Do I Dare?

For the past few years I’ve been struggling to decide whether or not I want to add a dog to our family.  I love dogs.  Dogs seem to love me.  I just can’t seem to take that leap to make a lifelong commitment to another four legged friend.

For all intents and purposes, adopting a dog is like having a child.  Both require lots of patience and care.   Granted, a dog you will never defy you shout “you’re not the boss of me!”  like Izzie, my calico does that on a regular basis.  But they do need to go out to “do their business” and tend to track the great outdoors in.

On a practical note, I tell myself that a dog will provide me with another outlet for exercise.  I really would like to walk a dog, to have a buddy on my walks (which I haven’t been taking without someone to walk with).  A dog would also provide my another outlet for my need to shop – there are some really cool dog products out there.

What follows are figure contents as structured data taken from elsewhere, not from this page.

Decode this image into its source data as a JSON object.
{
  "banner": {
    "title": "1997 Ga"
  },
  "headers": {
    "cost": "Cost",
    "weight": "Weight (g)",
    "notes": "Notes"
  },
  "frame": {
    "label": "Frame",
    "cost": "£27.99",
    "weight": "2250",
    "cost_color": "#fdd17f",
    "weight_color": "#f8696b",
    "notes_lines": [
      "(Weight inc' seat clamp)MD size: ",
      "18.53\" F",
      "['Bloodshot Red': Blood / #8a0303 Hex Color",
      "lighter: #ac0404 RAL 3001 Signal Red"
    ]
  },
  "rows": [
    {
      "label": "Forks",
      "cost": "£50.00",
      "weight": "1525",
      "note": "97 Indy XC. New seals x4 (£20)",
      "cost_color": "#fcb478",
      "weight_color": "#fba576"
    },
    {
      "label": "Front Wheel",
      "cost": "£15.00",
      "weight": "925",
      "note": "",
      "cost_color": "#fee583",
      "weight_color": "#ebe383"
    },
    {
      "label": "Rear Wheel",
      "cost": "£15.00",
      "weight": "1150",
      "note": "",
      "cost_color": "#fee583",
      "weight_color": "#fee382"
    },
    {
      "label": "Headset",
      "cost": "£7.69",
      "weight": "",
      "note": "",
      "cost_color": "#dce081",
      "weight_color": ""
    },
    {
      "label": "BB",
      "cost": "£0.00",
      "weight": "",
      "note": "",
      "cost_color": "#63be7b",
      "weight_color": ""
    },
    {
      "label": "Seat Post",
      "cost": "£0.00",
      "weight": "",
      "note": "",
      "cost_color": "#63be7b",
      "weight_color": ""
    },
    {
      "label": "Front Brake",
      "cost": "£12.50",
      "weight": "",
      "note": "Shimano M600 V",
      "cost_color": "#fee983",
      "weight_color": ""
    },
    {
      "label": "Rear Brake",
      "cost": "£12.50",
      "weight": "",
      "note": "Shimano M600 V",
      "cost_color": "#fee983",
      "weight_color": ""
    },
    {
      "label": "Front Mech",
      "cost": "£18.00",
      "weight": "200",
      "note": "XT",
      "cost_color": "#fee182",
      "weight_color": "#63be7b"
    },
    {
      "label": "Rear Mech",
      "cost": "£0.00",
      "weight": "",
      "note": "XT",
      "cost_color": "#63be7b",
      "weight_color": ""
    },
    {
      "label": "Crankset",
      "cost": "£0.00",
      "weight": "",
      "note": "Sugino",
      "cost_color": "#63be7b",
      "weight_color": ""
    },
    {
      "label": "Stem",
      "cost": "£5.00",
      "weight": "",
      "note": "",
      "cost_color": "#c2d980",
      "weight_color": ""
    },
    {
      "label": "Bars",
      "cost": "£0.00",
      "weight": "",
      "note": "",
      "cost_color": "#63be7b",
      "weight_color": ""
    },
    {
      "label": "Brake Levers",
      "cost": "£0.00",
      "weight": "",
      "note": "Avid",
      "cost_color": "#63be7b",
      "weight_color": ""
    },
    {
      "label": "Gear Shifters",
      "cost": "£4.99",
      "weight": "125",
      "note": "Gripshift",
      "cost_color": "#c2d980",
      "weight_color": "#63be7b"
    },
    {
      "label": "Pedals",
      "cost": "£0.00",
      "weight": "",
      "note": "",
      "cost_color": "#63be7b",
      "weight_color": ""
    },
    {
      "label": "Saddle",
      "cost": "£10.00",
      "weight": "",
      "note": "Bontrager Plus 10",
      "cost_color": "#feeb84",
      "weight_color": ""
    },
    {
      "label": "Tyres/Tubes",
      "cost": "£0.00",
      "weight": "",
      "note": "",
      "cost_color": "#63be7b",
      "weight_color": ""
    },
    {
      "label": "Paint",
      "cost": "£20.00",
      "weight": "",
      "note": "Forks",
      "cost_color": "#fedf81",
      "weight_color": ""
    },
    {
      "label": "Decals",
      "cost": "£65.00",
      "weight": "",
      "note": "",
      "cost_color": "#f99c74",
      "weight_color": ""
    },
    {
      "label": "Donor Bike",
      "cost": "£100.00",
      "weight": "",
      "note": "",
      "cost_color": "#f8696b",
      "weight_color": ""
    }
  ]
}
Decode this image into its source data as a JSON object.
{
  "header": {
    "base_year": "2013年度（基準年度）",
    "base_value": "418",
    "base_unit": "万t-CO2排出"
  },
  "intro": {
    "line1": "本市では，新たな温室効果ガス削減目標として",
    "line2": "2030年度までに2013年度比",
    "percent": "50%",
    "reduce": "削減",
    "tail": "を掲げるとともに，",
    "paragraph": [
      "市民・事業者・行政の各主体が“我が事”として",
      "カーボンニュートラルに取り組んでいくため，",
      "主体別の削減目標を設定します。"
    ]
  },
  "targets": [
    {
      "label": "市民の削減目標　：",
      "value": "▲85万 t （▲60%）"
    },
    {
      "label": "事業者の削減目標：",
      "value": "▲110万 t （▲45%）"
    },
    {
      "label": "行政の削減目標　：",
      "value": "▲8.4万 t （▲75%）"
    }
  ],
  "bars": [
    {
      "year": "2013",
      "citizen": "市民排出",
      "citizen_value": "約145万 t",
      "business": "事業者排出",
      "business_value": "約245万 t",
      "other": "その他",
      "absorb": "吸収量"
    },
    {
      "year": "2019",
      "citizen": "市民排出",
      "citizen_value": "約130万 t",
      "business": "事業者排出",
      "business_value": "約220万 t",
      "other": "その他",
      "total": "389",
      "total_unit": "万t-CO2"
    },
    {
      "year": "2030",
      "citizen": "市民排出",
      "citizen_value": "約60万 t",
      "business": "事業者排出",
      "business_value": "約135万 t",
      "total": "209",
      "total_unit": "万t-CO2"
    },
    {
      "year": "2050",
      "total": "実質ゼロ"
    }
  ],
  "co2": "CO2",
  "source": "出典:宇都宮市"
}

All the pros and cons aside, my real concern is how Izzie, Calico Queen of the house, will react to a canine companion.  The bite on my hand is just beginning to fade along with the memory of her reaction the last time she had a close encounter with a dog.  She is mellowing to our doggy neighbor and no longer puffs her tail when poor Marky emerges from her back door.  Lately, Izzie meerly posses herself regally on the lawn and nonchalantly observes the canine behavior with intellectual detachment.   I still worry what would happen should a puppy actually enter our home.  It could be ugly.

I’ve been scanning the local SPCA pages with little luck.  I’d really like a small to medium sized dog and have fallen in love with the Cavalier King Charles Spaniels.  Sadly, there does not seem to be the uncontrolled breeding of these dogs that would populate an animal shelter.   I have found a local breeder but I’m torn between rescuing a dog or merely writing a check.

So, here I sit, like J Alfred Proofrock, in a state of indecision.  Do I dare get a dog?  remains to be seen whether I will find the dog of my dreams or have to lower my expections.  If I don’t, I may risk becoming a doggie spinster.